I have a use-case in which I would like to share state between two Flink operators:

desired stream diagram

  • Stream A is the main stream, it flows continuously
  • Stream B is just a dataset of enrichment data. It's big (several GBs) and so will not fit in as a broadcast stream.
  • Stream B has an operator associated with it (FlatMap, but could be anything really) which acts as a state-loader and LOADS the enrichment data into RocksDB as a list-state.

    • Then, I connect the streams, where I would like to have access to the same state that was created in the enrichment stream.

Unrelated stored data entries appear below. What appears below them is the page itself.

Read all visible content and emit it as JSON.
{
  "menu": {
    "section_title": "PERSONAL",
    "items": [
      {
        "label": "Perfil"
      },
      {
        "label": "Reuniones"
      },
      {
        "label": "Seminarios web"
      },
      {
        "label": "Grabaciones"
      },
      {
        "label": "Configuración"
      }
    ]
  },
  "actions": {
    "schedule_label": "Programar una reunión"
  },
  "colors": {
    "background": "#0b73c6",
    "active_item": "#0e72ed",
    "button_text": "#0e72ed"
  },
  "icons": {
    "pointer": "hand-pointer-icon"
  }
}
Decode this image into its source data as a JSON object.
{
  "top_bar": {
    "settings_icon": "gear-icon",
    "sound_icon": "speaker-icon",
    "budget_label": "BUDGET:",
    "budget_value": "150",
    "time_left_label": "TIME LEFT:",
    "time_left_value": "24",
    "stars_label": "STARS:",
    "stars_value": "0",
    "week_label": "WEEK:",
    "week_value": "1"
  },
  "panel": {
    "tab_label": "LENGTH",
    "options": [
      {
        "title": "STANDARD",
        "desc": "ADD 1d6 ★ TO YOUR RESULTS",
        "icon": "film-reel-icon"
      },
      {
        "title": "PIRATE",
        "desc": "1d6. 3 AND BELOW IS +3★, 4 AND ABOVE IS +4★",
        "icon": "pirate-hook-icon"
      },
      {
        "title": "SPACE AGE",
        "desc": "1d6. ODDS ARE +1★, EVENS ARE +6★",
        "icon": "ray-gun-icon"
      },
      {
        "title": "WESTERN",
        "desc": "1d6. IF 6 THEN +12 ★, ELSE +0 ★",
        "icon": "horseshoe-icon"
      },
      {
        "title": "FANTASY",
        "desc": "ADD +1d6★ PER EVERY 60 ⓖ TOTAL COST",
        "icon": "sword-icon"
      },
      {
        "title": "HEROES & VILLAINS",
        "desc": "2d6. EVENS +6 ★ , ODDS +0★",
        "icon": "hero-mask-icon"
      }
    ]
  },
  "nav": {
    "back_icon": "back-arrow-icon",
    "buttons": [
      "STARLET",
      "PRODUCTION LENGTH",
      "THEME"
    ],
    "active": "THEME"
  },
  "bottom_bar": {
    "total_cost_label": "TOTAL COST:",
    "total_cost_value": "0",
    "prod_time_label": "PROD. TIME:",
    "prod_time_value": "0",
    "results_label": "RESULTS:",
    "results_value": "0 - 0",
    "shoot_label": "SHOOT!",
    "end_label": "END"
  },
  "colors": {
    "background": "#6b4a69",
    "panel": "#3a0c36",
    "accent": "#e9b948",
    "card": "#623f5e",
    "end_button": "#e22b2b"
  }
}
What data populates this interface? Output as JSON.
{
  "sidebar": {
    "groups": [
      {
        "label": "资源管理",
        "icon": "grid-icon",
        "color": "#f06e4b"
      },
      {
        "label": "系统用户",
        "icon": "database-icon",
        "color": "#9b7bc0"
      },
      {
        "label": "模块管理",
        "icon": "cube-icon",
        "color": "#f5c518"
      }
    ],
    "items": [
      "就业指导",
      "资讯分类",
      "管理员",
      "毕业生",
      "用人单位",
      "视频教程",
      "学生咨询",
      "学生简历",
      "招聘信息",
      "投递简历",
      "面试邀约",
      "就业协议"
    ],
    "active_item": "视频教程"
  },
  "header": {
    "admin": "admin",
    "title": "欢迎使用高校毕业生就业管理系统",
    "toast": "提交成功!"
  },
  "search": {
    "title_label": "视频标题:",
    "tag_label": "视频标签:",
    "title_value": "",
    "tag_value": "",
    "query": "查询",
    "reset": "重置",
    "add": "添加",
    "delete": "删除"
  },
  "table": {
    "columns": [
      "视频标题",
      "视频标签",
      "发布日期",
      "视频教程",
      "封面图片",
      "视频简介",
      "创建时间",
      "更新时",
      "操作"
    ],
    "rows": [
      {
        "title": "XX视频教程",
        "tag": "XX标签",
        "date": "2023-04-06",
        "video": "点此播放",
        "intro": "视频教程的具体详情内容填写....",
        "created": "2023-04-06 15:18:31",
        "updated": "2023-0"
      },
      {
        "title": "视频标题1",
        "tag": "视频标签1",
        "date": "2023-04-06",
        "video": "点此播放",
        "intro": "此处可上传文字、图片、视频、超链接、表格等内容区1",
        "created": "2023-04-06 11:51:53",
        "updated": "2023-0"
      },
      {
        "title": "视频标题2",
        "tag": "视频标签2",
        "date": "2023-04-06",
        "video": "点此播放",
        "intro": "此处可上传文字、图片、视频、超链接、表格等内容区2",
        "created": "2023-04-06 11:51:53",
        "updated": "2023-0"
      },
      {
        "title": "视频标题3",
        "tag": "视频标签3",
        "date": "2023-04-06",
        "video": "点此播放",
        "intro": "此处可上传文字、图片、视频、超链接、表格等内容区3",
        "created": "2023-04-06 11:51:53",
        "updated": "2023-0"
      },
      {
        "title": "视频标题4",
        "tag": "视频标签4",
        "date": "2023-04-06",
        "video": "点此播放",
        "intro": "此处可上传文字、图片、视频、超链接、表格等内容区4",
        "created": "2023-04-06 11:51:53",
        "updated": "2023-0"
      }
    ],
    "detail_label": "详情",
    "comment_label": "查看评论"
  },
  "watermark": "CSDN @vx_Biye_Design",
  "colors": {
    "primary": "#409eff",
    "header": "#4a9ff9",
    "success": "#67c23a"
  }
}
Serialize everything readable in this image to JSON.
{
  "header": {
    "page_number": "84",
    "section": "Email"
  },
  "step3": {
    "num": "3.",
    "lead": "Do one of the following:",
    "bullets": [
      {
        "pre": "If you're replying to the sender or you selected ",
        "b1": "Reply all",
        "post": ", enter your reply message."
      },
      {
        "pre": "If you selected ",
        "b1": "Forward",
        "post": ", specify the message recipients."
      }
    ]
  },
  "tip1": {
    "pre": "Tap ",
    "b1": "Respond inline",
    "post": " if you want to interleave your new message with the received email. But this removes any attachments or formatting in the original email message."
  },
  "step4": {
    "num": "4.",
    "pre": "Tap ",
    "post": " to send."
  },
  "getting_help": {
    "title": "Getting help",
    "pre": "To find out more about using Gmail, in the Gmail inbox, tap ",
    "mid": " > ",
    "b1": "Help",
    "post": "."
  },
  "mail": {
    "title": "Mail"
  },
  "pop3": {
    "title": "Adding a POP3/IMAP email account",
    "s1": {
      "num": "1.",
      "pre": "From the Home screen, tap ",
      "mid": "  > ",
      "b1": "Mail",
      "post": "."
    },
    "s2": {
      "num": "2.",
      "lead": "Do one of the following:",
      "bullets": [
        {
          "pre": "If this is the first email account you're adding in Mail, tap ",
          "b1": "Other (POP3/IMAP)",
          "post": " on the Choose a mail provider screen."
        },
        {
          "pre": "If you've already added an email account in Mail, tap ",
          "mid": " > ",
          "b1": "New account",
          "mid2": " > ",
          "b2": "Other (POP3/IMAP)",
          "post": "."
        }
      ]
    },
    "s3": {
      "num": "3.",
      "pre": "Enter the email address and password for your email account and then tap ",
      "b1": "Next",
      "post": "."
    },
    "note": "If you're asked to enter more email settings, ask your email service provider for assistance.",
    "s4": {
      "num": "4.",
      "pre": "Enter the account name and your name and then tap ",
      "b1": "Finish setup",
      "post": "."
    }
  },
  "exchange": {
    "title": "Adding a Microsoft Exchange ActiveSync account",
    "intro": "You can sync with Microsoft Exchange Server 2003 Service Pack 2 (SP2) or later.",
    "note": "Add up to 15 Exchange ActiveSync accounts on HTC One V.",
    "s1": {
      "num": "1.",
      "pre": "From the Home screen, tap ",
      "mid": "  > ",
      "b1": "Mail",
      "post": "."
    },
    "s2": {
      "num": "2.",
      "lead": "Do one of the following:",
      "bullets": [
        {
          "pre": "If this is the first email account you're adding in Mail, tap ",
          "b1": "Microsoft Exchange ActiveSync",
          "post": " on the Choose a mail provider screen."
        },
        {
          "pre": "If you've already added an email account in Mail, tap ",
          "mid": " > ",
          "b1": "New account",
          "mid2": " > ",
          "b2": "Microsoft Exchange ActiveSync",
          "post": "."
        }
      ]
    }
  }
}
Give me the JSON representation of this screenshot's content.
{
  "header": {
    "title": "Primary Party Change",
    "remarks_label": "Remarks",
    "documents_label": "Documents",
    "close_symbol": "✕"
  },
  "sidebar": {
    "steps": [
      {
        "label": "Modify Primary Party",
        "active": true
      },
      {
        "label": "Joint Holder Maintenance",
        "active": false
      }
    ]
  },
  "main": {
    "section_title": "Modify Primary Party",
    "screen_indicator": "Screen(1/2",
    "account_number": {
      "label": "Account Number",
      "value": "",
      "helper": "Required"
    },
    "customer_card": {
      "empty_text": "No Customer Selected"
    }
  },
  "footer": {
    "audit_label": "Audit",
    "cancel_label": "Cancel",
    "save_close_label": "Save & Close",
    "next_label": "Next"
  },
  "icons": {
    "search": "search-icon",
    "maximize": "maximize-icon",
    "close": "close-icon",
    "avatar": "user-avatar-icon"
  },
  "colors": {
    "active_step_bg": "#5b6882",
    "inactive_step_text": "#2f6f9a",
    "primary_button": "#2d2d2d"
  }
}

Lastly, I know I can simply load the entire state AFTER the streams have been connected using a "co" function. It's just that from a software engineering point-of-view, separating the responsibilities into a "state-loader" class and a actual "data-enricher" class seems cleaner and so I'd just like to know if it's possible.

Thank you.

1

1 Answers

2
votes
  1. Actually it's hard to "simply load the entire state", in that you can't control the ordering of the load. Normally you'd want to completely load the enrichment data before processing any of the main stream (see FLIP-23).
  2. Leaving that aside, I wouldn't view it as "state-loading". Basically you're caching the enrichment data where it's needed (in the enrichment function).
  3. And finally, no, I don't know of an easy, built-in way in Flink to share state between operators. You can obviously use some external key-value store to enable this, but (a) that's extra infrastructure, and (b) it's not going to be as performant.